E. C. R. Lorac’s Bats in the Belfry begins with a handful of people gathered together following the funeral of a young Australian. The topic of death holds sway, and then a young woman, Elizabeth, brings up “an intellectual exercise” set for discussion at her club:

If you were landed with a corpse on your hands, by what method could you dispose of it so as to avoid any liabilities?

A lively discussion ensues with various methods suggested, but oddly, actress Sybilla, the bored, unhappy wife of author Bruce Attleton has the best suggestion. In fact, her method seems to have been refined –almost as though she has given it some thought.
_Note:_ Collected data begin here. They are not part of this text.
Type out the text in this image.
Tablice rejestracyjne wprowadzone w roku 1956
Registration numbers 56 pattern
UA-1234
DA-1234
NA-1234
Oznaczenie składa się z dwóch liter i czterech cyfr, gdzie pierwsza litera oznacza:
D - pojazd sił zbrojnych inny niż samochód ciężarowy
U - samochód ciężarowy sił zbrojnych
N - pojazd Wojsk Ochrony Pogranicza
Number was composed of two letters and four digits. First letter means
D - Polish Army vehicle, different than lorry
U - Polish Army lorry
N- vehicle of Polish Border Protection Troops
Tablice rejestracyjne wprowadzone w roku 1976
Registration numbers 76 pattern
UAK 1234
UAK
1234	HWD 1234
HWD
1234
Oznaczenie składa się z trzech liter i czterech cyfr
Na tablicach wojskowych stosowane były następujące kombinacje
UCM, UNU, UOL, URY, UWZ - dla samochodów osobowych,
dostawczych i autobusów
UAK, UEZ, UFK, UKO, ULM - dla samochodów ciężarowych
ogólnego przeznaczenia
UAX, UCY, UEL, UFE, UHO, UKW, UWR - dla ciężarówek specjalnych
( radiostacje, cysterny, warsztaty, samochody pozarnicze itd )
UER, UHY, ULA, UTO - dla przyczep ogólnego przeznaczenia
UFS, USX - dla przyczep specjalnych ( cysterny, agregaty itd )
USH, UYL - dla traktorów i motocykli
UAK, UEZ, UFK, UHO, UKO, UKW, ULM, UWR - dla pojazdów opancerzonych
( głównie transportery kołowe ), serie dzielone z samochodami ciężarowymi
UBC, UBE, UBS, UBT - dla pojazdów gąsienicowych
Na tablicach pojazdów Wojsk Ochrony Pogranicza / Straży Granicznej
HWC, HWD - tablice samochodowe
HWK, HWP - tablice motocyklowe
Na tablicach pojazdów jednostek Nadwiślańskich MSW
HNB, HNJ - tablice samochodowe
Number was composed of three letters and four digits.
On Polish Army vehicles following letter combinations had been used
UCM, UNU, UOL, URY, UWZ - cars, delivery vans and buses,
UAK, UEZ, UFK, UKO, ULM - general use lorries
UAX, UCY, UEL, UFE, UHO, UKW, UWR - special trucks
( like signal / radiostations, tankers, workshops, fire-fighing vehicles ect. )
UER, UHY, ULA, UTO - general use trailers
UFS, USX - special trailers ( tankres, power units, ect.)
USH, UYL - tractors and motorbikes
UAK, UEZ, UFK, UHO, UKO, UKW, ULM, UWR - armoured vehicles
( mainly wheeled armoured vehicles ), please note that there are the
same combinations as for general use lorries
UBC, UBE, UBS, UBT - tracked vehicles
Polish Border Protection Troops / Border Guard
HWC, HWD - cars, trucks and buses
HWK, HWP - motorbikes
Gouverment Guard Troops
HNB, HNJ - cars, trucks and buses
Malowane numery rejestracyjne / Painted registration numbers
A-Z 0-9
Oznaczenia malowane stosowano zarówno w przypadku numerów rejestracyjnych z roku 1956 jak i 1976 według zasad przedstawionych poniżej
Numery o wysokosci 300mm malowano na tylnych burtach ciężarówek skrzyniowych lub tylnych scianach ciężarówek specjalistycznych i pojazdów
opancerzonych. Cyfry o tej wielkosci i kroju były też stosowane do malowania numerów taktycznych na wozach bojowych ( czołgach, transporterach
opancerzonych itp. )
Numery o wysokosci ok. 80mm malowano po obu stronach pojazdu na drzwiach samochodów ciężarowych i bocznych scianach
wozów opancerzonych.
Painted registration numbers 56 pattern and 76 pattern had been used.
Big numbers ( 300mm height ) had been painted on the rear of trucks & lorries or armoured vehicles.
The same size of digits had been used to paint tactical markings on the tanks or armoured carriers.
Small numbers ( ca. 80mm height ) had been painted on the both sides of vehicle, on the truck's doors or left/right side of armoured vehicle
Sybilla’s husband, Bruce, notes that one of the guests appears shocked by his wife’s calculated approach towards the disposal of  a body, but notes that his wife is “quite in the Borgia and Lady Macbeth tradition, when you thought Sybilla only played drawing-room comedy?” Discussing the best way to get rid of a body is hardly polite talk, but it’s a seemingly harmless discussion that has greater significance when a nasty blackmailer appears on the scene and Bruce vanishes …

Bats in the belfry

Bruce’s suitcase and passport are found in an artist’s studio in Notting Hill, and when a headless and handless corpse is found in the same location, it seems probable that Bruce is dead.

The novel’s main characters (and suspects) are introduced right away: Bruce Attleton and his wife Sybilla, friends Thomas Burroughs, Neil Rockingham, Robert Grenvile and Bruce’s ward Elizabeth. Bruce had more than his share of enemies (including his wife) and so most of the book is devoted to the police procedural with the intrepid Inspector Macdonald at the helm of the investigation and its convoluted solution.

Unfortunately I guessed the villain very early in the novel, so that took away a lot of enjoyment, but I enjoyed the portrayal of Sybilla and her “apparently lazy make-up” (as in character). The novel is also dated with one character who punctuates his sentences with the verbal tic,“what?” a mention of “over-sophisticated, man-hunting pseudo-intellectual females,” and reference to a “queer-looking dago with a pointed beard.” Still I enjoyed the atmosphere of 1930s London and the arty-crowd.